Flag day might officially be on June 14, but for many Americans it’s a year-round celebration. Look no further than the countless hats, towels, bumper stickers and other paraphernalia that have been emblazoned with Stars and Stripes; recently, one Omaha teen made headlines for creating a flag out of more than 680,000 plastic bricks.
This wasn’t always the case. Most Americans used to see a flag as little more than a utilitarian marker for government buildings and military outposts. After the U.S. approved its flag design in 1777, it took nearly a century for civilians to get excited about the idea.
The turning point came in 1861, when the Civil War began. Suddenly, the flag–a military symbol of the Union–gained a new level of importance. “It has been said that when the flag came down in Fort Sumter, it went up everywhere in the North–almost like magic,” says Marc Leepson, author of Flag: An American Biography.
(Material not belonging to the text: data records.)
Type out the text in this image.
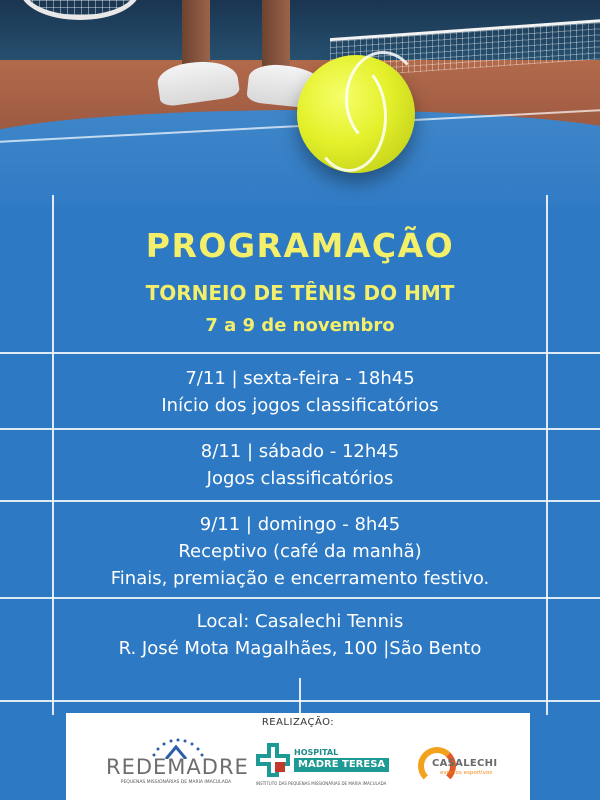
PROGRAMAÇÃO
TORNEIO DE TÊNIS DO HMT
7 a 9 de novembro
7/11 | sexta-feira - 18h45
Início dos jogos classificatórios
8/11 | sábado - 12h45
Jogos classificatórios
9/11 | domingo - 8h45
Receptivo (café da manhã)
Finais, premiação e encerramento festivo.
Local: Casalechi Tennis
R. José Mota Magalhães, 100 |São Bento
REALIZAÇÃO:
REDEMADRE
PEQUENAS MISSIONÁRIAS DE MARIA IMACULADA
HOSPITAL
MADRE TERESA
INSTITUTO DAS PEQUENAS MISSIONÁRIAS DE MARIA IMACULADA
CASALECHI
eventos esportivos
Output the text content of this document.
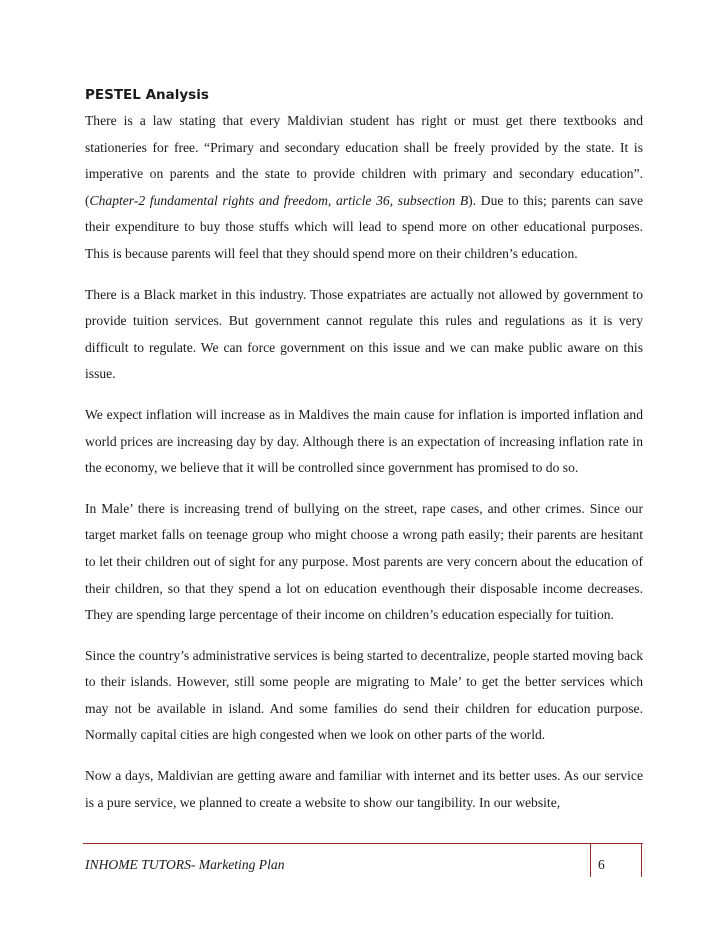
PESTEL Analysis

There is a law stating that every Maldivian student has right or must get there textbooks and stationeries for free. “Primary and secondary education shall be freely provided by the state. It is imperative on parents and the state to provide children with primary and secondary education”. (Chapter-2 fundamental rights and freedom, article 36, subsection B). Due to this; parents can save their expenditure to buy those stuffs which will lead to spend more on other educational purposes. This is because parents will feel that they should spend more on their children’s education.

There is a Black market in this industry. Those expatriates are actually not allowed by government to provide tuition services. But government cannot regulate this rules and regulations as it is very difficult to regulate. We can force government on this issue and we can make public aware on this issue.

We expect inflation will increase as in Maldives the main cause for inflation is imported inflation and world prices are increasing day by day. Although there is an expectation of increasing inflation rate in the economy, we believe that it will be controlled since government has promised to do so.

In Male’ there is increasing trend of bullying on the street, rape cases, and other crimes. Since our target market falls on teenage group who might choose a wrong path easily; their parents are hesitant to let their children out of sight for any purpose. Most parents are very concern about the education of their children, so that they spend a lot on education eventhough their disposable income decreases. They are spending large percentage of their income on children’s education especially for tuition.

Since the country’s administrative services is being started to decentralize, people started moving back to their islands. However, still some people are migrating to Male’ to get the better services which may not be available in island. And some families do send their children for education purpose. Normally capital cities are high congested when we look on other parts of the world.

Now a days, Maldivian are getting aware and familiar with internet and its better uses. As our service is a pure service, we planned to create a website to show our tangibility. In our website,

INHOME TUTORS- Marketing Plan	6
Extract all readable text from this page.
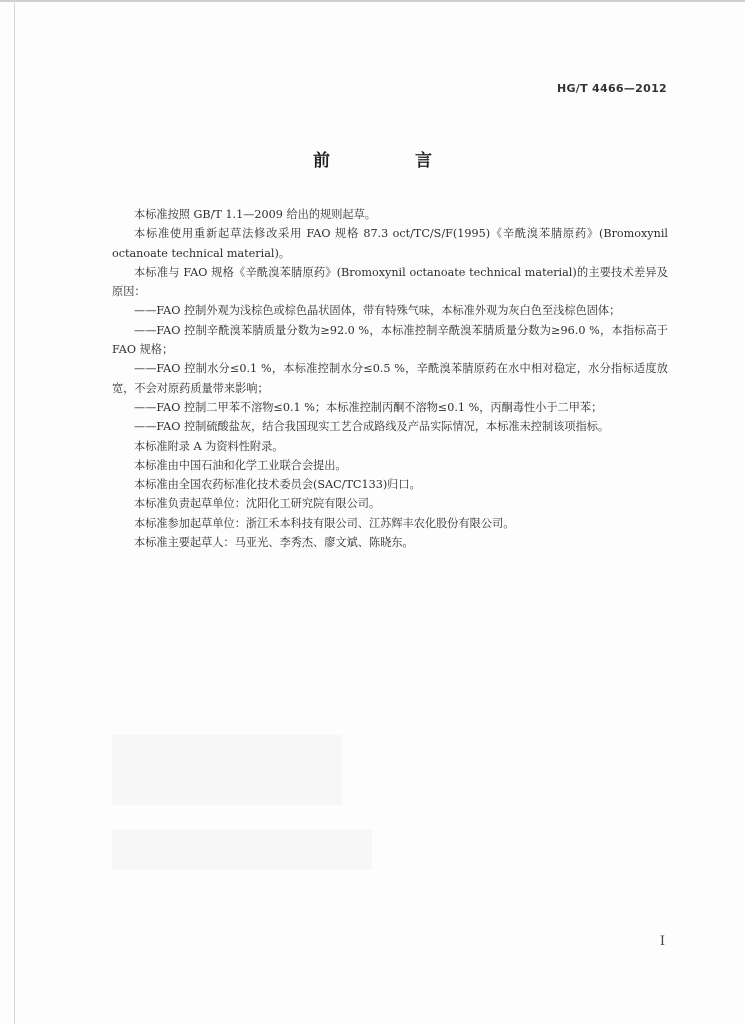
HG/T 4466—2012
前　言

本标准按照 GB/T 1.1—2009 给出的规则起草。

本标准使用重新起草法修改采用 FAO 规格 87.3 oct/TC/S/F(1995)《辛酰溴苯腈原药》(Bromoxynil octanoate technical material)。

本标准与 FAO 规格《辛酰溴苯腈原药》(Bromoxynil octanoate technical material)的主要技术差异及原因：

——FAO 控制外观为浅棕色或棕色晶状固体，带有特殊气味，本标准外观为灰白色至浅棕色固体；

——FAO 控制辛酰溴苯腈质量分数为≥92.0 %，本标准控制辛酰溴苯腈质量分数为≥96.0 %，本指标高于 FAO 规格；

——FAO 控制水分≤0.1 %，本标准控制水分≤0.5 %，辛酰溴苯腈原药在水中相对稳定，水分指标适度放宽，不会对原药质量带来影响；

——FAO 控制二甲苯不溶物≤0.1 %；本标准控制丙酮不溶物≤0.1 %，丙酮毒性小于二甲苯；

——FAO 控制硫酸盐灰，结合我国现实工艺合成路线及产品实际情况，本标准未控制该项指标。

本标准附录 A 为资料性附录。

本标准由中国石油和化学工业联合会提出。

本标准由全国农药标准化技术委员会(SAC/TC133)归口。

本标准负责起草单位：沈阳化工研究院有限公司。

本标准参加起草单位：浙江禾本科技有限公司、江苏辉丰农化股份有限公司。

本标准主要起草人：马亚光、李秀杰、廖文斌、陈晓东。

I
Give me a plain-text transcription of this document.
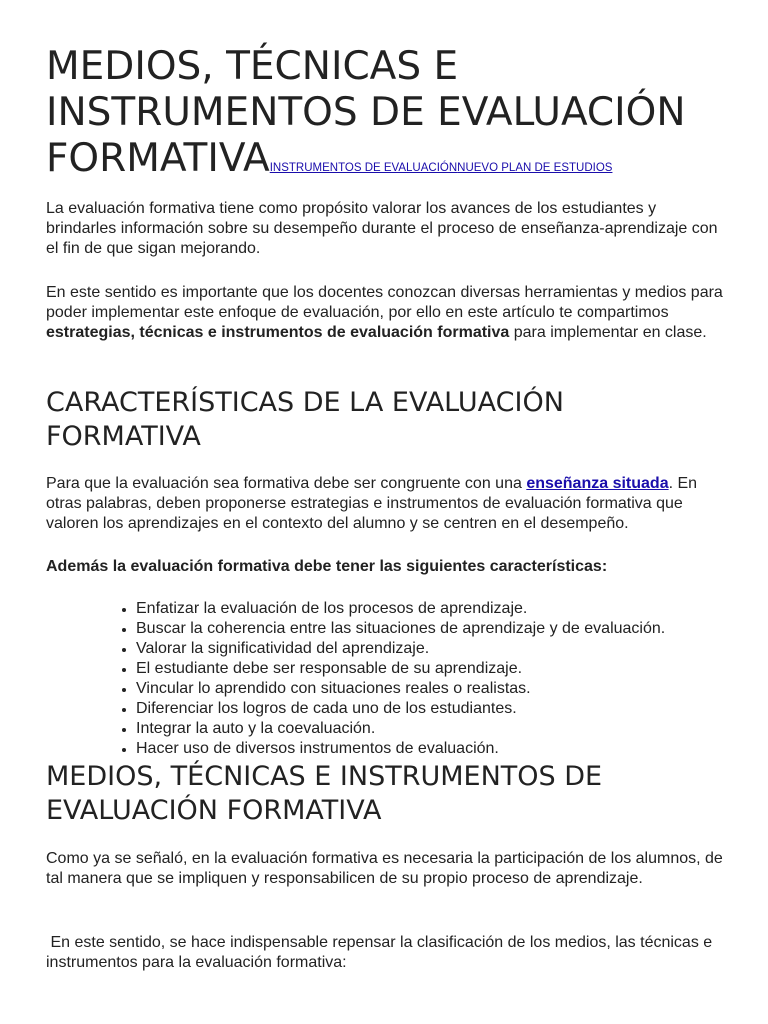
MEDIOS, TÉCNICAS E INSTRUMENTOS DE EVALUACIÓN FORMATIVAINSTRUMENTOS DE EVALUACIÓNNUEVO PLAN DE ESTUDIOS

La evaluación formativa tiene como propósito valorar los avances de los estudiantes y brindarles información sobre su desempeño durante el proceso de enseñanza-aprendizaje con el fin de que sigan mejorando.

En este sentido es importante que los docentes conozcan diversas herramientas y medios para poder implementar este enfoque de evaluación, por ello en este artículo te compartimos estrategias, técnicas e instrumentos de evaluación formativa para implementar en clase.

CARACTERÍSTICAS DE LA EVALUACIÓN FORMATIVA

Para que la evaluación sea formativa debe ser congruente con una enseñanza situada. En otras palabras, deben proponerse estrategias e instrumentos de evaluación formativa que valoren los aprendizajes en el contexto del alumno y se centren en el desempeño.

Además la evaluación formativa debe tener las siguientes características:

• Enfatizar la evaluación de los procesos de aprendizaje.
• Buscar la coherencia entre las situaciones de aprendizaje y de evaluación.
• Valorar la significatividad del aprendizaje.
• El estudiante debe ser responsable de su aprendizaje.
• Vincular lo aprendido con situaciones reales o realistas.
• Diferenciar los logros de cada uno de los estudiantes.
• Integrar la auto y la coevaluación.
• Hacer uso de diversos instrumentos de evaluación.
MEDIOS, TÉCNICAS E INSTRUMENTOS DE EVALUACIÓN FORMATIVA

Como ya se señaló, en la evaluación formativa es necesaria la participación de los alumnos, de tal manera que se impliquen y responsabilicen de su propio proceso de aprendizaje.

En este sentido, se hace indispensable repensar la clasificación de los medios, las técnicas e instrumentos para la evaluación formativa:
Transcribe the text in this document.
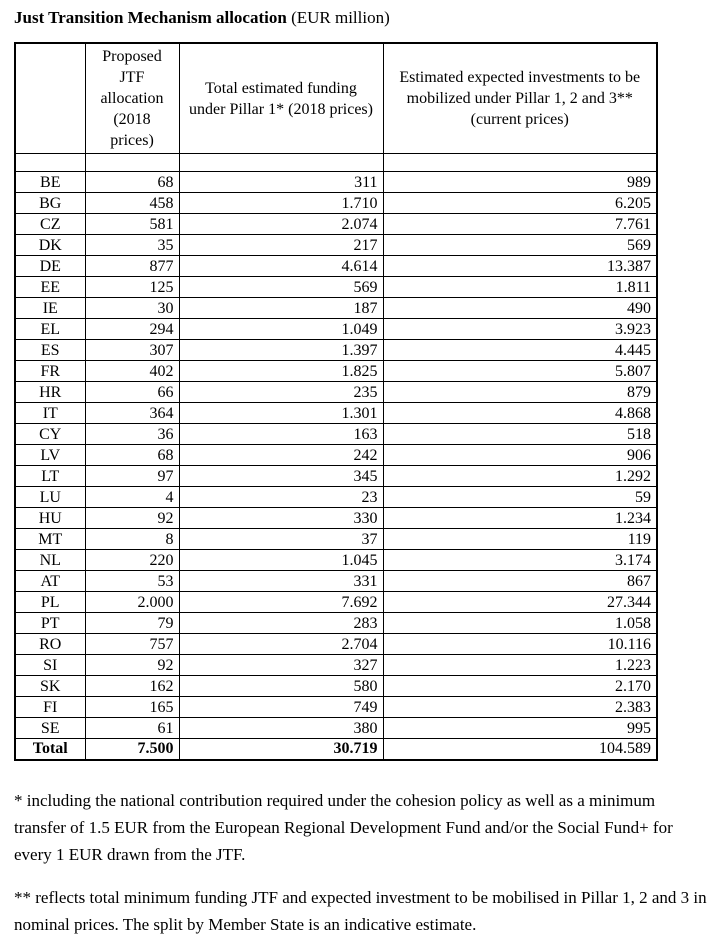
Just Transition Mechanism allocation (EUR million)

	Proposed JTF allocation (2018 prices)	Total estimated funding under Pillar 1* (2018 prices)	Estimated expected investments to be mobilized under Pillar 1, 2 and 3** (current prices)

BE	68	311	989
BG	458	1.710	6.205
CZ	581	2.074	7.761
DK	35	217	569
DE	877	4.614	13.387
EE	125	569	1.811
IE	30	187	490
EL	294	1.049	3.923
ES	307	1.397	4.445
FR	402	1.825	5.807
HR	66	235	879
IT	364	1.301	4.868
CY	36	163	518
LV	68	242	906
LT	97	345	1.292
LU	4	23	59
HU	92	330	1.234
MT	8	37	119
NL	220	1.045	3.174
AT	53	331	867
PL	2.000	7.692	27.344
PT	79	283	1.058
RO	757	2.704	10.116
SI	92	327	1.223
SK	162	580	2.170
FI	165	749	2.383
SE	61	380	995
Total	7.500	30.719	104.589

* including the national contribution required under the cohesion policy as well as a minimum transfer of 1.5 EUR from the European Regional Development Fund and/or the Social Fund+ for every 1 EUR drawn from the JTF.

** reflects total minimum funding JTF and expected investment to be mobilised in Pillar 1, 2 and 3 in nominal prices. The split by Member State is an indicative estimate.
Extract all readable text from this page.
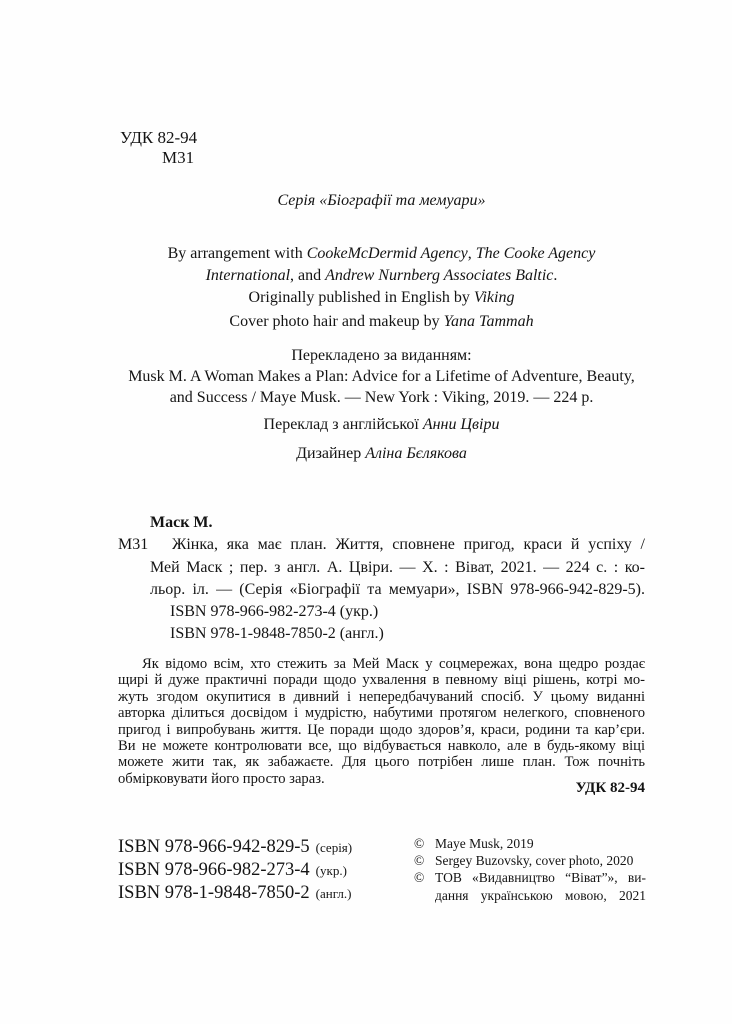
УДК 82-94
М31
Серія «Біографії та мемуари»
By arrangement with CookeMcDermid Agency, The Cooke Agency
International, and Andrew Nurnberg Associates Baltic.
Originally published in English by Viking
Cover photo hair and makeup by Yana Tammah
Перекладено за виданням:
Musk M. A Woman Makes a Plan: Advice for a Lifetime of Adventure, Beauty,
and Success / Maye Musk. — New York : Viking, 2019. — 224 p.
Переклад з англійської Анни Цвіри
Дизайнер Аліна Бєлякова
Маск М.
М31 Жінка, яка має план. Життя, сповнене пригод, краси й успіху /
Мей Маск ; пер. з англ. А. Цвіри. — Х. : Віват, 2021. — 224 с. : ко-
льор. іл. — (Серія «Біографії та мемуари», ISBN 978-966-942-829-5).
ISBN 978-966-982-273-4 (укр.)
ISBN 978-1-9848-7850-2 (англ.)
Як відомо всім, хто стежить за Мей Маск у соцмережах, вона щедро роздає
щирі й дуже практичні поради щодо ухвалення в певному віці рішень, котрі мо-
жуть згодом окупитися в дивний і непередбачуваний спосіб. У цьому виданні
авторка ділиться досвідом і мудрістю, набутими протягом нелегкого, сповненого
пригод і випробувань життя. Це поради щодо здоров’я, краси, родини та кар’єри.
Ви не можете контролювати все, що відбувається навколо, але в будь-якому віці
можете жити так, як забажаєте. Для цього потрібен лише план. Тож почніть
обмірковувати його просто зараз.
УДК 82-94
ISBN 978-966-942-829-5 (серія)
ISBN 978-966-982-273-4 (укр.)
ISBN 978-1-9848-7850-2 (англ.)
© Maye Musk, 2019
© Sergey Buzovsky, cover photo, 2020
© ТОВ «Видавництво “Віват”», ви-
дання українською мовою, 2021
When the war ended, the flag became a symbol of the reconciliation effort. And thanks in part to advances in color printing and mass production, it increasingly began appearing on national products and advertisements. (Early flag-protection regulations were created only after its image started appearing on beer and whiskey bottles.) This groundswell of Stars and Stripes support was bolstered by the 1931 selection of “The Star-Spangled Banner” as the national anthem and through the 1970s adoption of the flag lapel pin by politicians. Today that fervor shows no sign of flagging.